If a room is to be thoroughly disinfected in the absence of inmates, the doors, windows, and other apertures should be closed - pasting paper over chinks is sufficient - colored clothes removed, and metal protected by grease or otherwise; then sulphur should be burnt in quantity proportioned to the space, taking Letheby's estimate of 1 1/2 oz. for each hundred cubic feet, or more roughly the proportion of 3/4 lb. for a large room (Fergus). If dried and finely powdered, it will burn when lighted, and may be conveniently placed in a small earthern jar standing in water: mixed with 1/40 part of its weight of powdered charcoal it burns, perhaps, more readily, and will not melt and run over - the charcoal will be uncon-sumed (Fergus). If this mixture be placed on an iron plate two feet square it will be safe, though for precaution some would put the plate or vessel over water. After an hour's fuming, a free current of air should be admitted for several hours before occupying the room. Mr.
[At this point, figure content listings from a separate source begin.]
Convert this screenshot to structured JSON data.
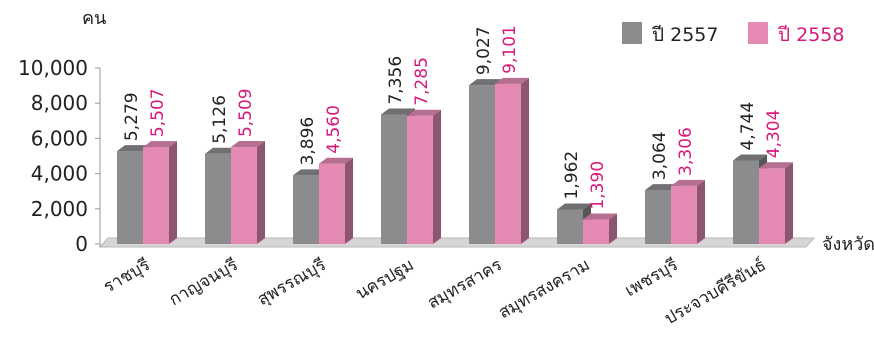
{
  "chart_data": {
    "type": "bar",
    "ylabel": "คน",
    "xlabel": "จังหวัด",
    "ylim": [
      0,
      10000
    ],
    "yticks": [
      "0",
      "2,000",
      "4,000",
      "6,000",
      "8,000",
      "10,000"
    ],
    "categories": [
      "ราชบุรี",
      "กาญจนบุรี",
      "สุพรรณบุรี",
      "นครปฐม",
      "สมุทรสาคร",
      "สมุทรสงคราม",
      "เพชรบุรี",
      "ประจวบคีรีขันธ์"
    ],
    "series": [
      {
        "name": "ปี 2557",
        "values": [
          5279,
          5126,
          3896,
          7356,
          9027,
          1962,
          3064,
          4744
        ],
        "labels": [
          "5,279",
          "5,126",
          "3,896",
          "7,356",
          "9,027",
          "1,962",
          "3,064",
          "4,744"
        ],
        "color": "#8c8c8e",
        "label_color": "#222222"
      },
      {
        "name": "ปี 2558",
        "values": [
          5507,
          5509,
          4560,
          7285,
          9101,
          1390,
          3306,
          4304
        ],
        "labels": [
          "5,507",
          "5,509",
          "4,560",
          "7,285",
          "9,101",
          "1,390",
          "3,306",
          "4,304"
        ],
        "color": "#e48ab5",
        "label_color": "#d6197a"
      }
    ],
    "legend": "top-right",
    "grid": false
  }
}
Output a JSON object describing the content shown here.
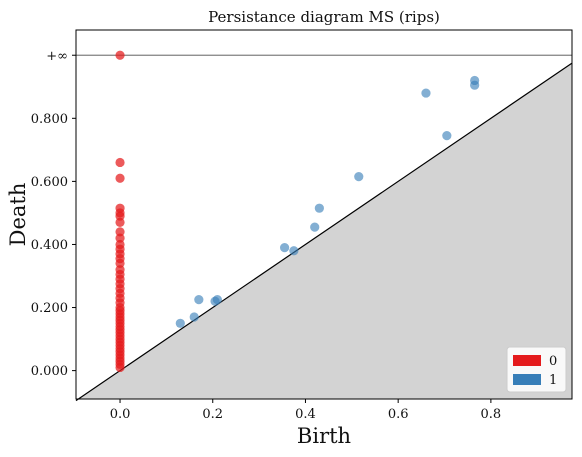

Keates, the chemist, has suggested the burning of bisulphide of carbon as a convenient means of obtaining gaseous sulphurous acid, for much more of this gas is given off than of carbonic acid - especially is this the case if petroleum be mixed with it. In a room of 1,300 cubic feet 280 gr. bisulphide charged the air so efficiently with SO2 that one could not remain in it, and a lamp has been contrived to burn a graduated amount (Lancet, ii., 1S76, p. 712). It is said too that the offensive smell of bisulphide is got rid of in the purer preparations (Price & Co.), but still it remains highly inflammable, and the method seems more dangerous and more complex than simple sulphur burning.

Therapeutical Action (Internal)

Following up the observations already mentioned as to the effect of sulphites upon dogs, Prof. Polli devised a special method of treating "zymotic" diseases - the "anti-fermentative, or anti-zymotic method," which aimed at prophylaxis by saturating the blood with these remedies. The method made progress in Italy, Spain, and France, not much in Germany, and lately it has lost ground even in the former countries (Nothnagel); still I think that with modifications it has a future before it, and will mark a distinct advance in rational therapeutics. It is applied not only to the specific fevers, cholera, intermittents, and the like, but also to pyaemia and septicaemia generally.